Hip hop, no matter how much we love it, contributes to racism in our world. I’m prepared to defend this point to everyone and anyone at any given time. While we love our genre, we have to keep in mind, that it’s hurting us, more than helping us.
A close friend of mine always likes to remind me that while I say hip hop is evolving, it’s becoming more dangerous than it’s ever been. The point is that with the globalization of hip hop, we have to have the introspective view to see how it hurts the image of Black peoples in America. When we were the only ones listening to hip hop, it was acceptable to air our dirty laundry. However, people listening to hip hop nowadays are only given a message that we’re a dysfunctional community obsessed with money, women and drugs.
People always ask me why I feel so adamant that we need to examine this issue so deeply and I ask them about this scenario:
Let’s say you live in Russia and you have no idea what Black people in America are like, you’ll listen to a popular hip hop song or album to get a clue. You’ll likely listen to Jay-Z, Kanye West, or Rick Ross because they’re the most popular figures in hip hop right now. What message will you glean from them? In addition to music that is laced with a word that we call each other in private, but would prefer that not everyone calls us, you’d hear stories of selling drugs or spending enormous amounts of money on frivolous things.
That’s the image of Black America that the world receives when they listen to our music.
I think I’m big meech Larry Hoover,
whipping work, halleluiah,
one nation under god real niggas getting money from the fucking start.
I think I’m big meech Larry Hoover,
whipping work, hallelujah,
one nation under god real niggas getting money from the f*cking start.
In our own private homes this music doesn’t mean much to us because we know Black America. For every dope dealer or overspender, there’s a guy out there who works hard and is highly educated who doesn’t. However, that’s not what the world sees. The bigger problem is the percentage of ourselves that is represented in our music. You see, other folks have a plethora of great examples of how their music or entertainment doesn’t represent their full body of work. However, 95% of all entertainment that Black America produces is ratchet. Think about it, how many television shows or musical artists can you think of in Black America don’t paint us in a bad light? Not many. Even the ones that do never get the mainstream airplay that the others do.
When a song like, “Niggas in Paris” hits the top of the charts, I cringe. I can’t stand the fact that there’s somebody out there outside of America who is rapping that song word for word. They tell themselves, they’re down with the hip hop culture, but really they’re not. They don’t deserve that privilege, they haven’t worked for it, they will never be able to understand that music is ours. Therefore, I’m asking that as a people we pay attention to these matters. We’ve got to start elevating our artists who don’t produce trash and we’ve got to demand that the ones, who do understand that they’re wishes to get rich, aren’t worth losing the race.

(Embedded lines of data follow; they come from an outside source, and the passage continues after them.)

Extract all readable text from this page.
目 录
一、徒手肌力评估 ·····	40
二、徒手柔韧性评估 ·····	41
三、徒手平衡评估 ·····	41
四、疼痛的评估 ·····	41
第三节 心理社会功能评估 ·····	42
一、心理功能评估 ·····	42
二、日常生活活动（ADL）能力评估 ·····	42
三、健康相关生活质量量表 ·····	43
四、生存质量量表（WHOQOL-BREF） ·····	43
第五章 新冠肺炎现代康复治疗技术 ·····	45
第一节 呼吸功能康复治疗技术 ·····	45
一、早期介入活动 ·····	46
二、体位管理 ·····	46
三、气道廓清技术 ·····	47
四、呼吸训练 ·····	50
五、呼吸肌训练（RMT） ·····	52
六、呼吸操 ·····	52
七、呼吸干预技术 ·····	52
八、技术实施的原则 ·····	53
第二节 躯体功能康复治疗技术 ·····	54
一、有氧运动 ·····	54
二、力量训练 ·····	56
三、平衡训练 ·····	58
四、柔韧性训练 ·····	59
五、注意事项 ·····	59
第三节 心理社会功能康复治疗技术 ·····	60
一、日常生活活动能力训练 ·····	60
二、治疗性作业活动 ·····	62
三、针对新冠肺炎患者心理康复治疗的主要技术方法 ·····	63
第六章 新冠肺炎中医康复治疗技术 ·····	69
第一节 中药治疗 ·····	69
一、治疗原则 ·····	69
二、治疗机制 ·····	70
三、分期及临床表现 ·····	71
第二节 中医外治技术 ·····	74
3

You know how many hot bitches I own?
Don’t let me get in my zone
The stars is in the building
They hands is to the ceiling
I know I’m bout to kill it
How you know, I got that feeling
You are now watching the throne
Don’t let me into my zone
Really Kanye? Really?
What are your thoughts on hip hop? Do you think we might lose the battle if we put these racially charged lyrics on the forefront of our culture? Let me know. I’m J, and I’m out.